La contamination peut également se faire vers le golfe de Guinée. En effet, cette région  méridionale connaît elle aussi l’expansion d’un Islam en mutation. Les conditions de l’accès au pouvoir du dioula Alassane Ouattara à la présidence de la Côte d’Ivoire marquent un raidissement des tensions interethniques et interreligieuses. Une résolution durable de la crise saharo-sahélienne passe donc pas la stabilisation à moyen terme de la Côte d’Ivoire. Or, des contacts entre des partisans de Laurent Gbagbo et le capitaine Sanogo ont été signalés. Surtout, des enquêteurs de l’ONU ont rendu compte de rendez-vous entre des proches de Gbagbo et des représentants d’Ansar Dine à la frontière entre la Mauritanie et le Sénégal en août dernier[3]. Il faut également tâcher d’établir une cloison la plus étanche possible entre le Sahel et le Nigeria, afin d’empêcher le développement des liens tissés depuis 2011 entre AQMI et Boko Haram. Cette secte musulmane qui pratique le terrorisme au Nigéria semble se rapprocher dans ses méthodes et sa communication du modèle d’Al-Qaïda.
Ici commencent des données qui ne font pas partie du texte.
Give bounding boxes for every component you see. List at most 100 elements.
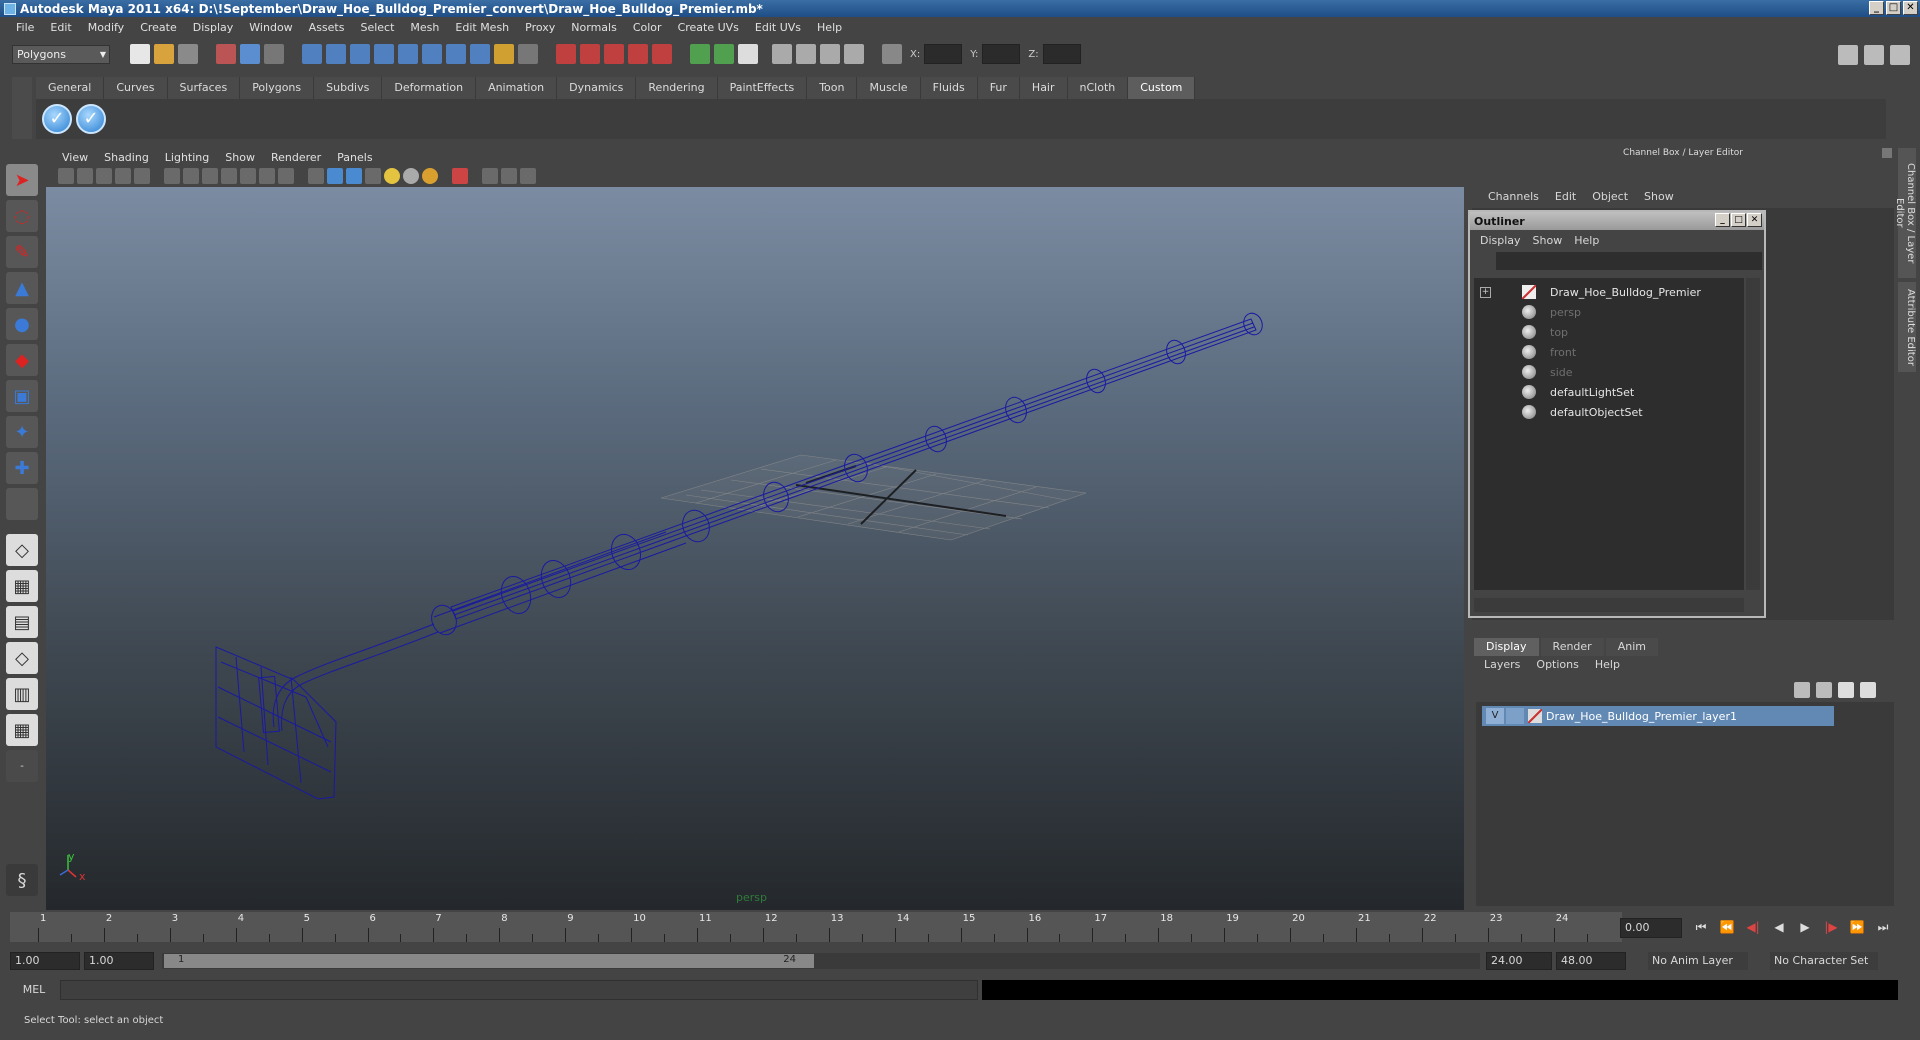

La prolifération de l’islamisme radical a été illustrée par l’extension géographique des zones de prises d’otages et la multiplication des groupuscules acteurs de ces actes terroristes. Auteur de l’enlèvement d’un ingénieur français le 19 décembre dernier, le groupe dissident de Boko Haram, Ansaru, s’inscrit dans une dimension régionale. Il revendique la restauration du califat de Sokoto, ancien empire islamique peul créé au début du XIXe siècle qui s’étendait du Niger au Cameroun en passant par le nord du Nigeria.

 

L’un des enjeux est de limiter la prolifération de ces mouvements auprès des étudiants nigérians et de certains hommes politiques du nord du pays, écœurés par la corruption. Comme au Mali et dans d’autres Etats, la lutte antiterroriste à l’échelle régionale passe donc par un soutien à l’Etat nigérian et par un plan global. L’intervention française s’inscrit-elle dans la volonté de dépasser les réticences algériennes sur l’Azawad ? Est-ce une action dans l’urgence et non accompagnée d’une vision d’ensemble en concertation avec les autres nations occidentales (Grande-Bretagne et Etats-Unis) et avec la CEDEAO ? On peut le craindre mais il est sans doute encore temps de renforcer les coopérations. Les mois qui viennent nous apporteront des éclairages sur cette capacité française à incarner la lutte contre les djihadistes et pour la stabilisation régionale de l’Afrique de l’Ouest et du Sahel.

Walter Bruyère-Ostells


[1] Voir notamment Le Figaro du 28 octobre 2012.

[2] Chiffres fournis par USAID, « Mali : perspective sur la sécurité alimentaire », avril-septembre 2012.

[3] « Gbagbo à tout prix », Jeune Afrique, n° 2073, 28 octobre-10 novembre 2012.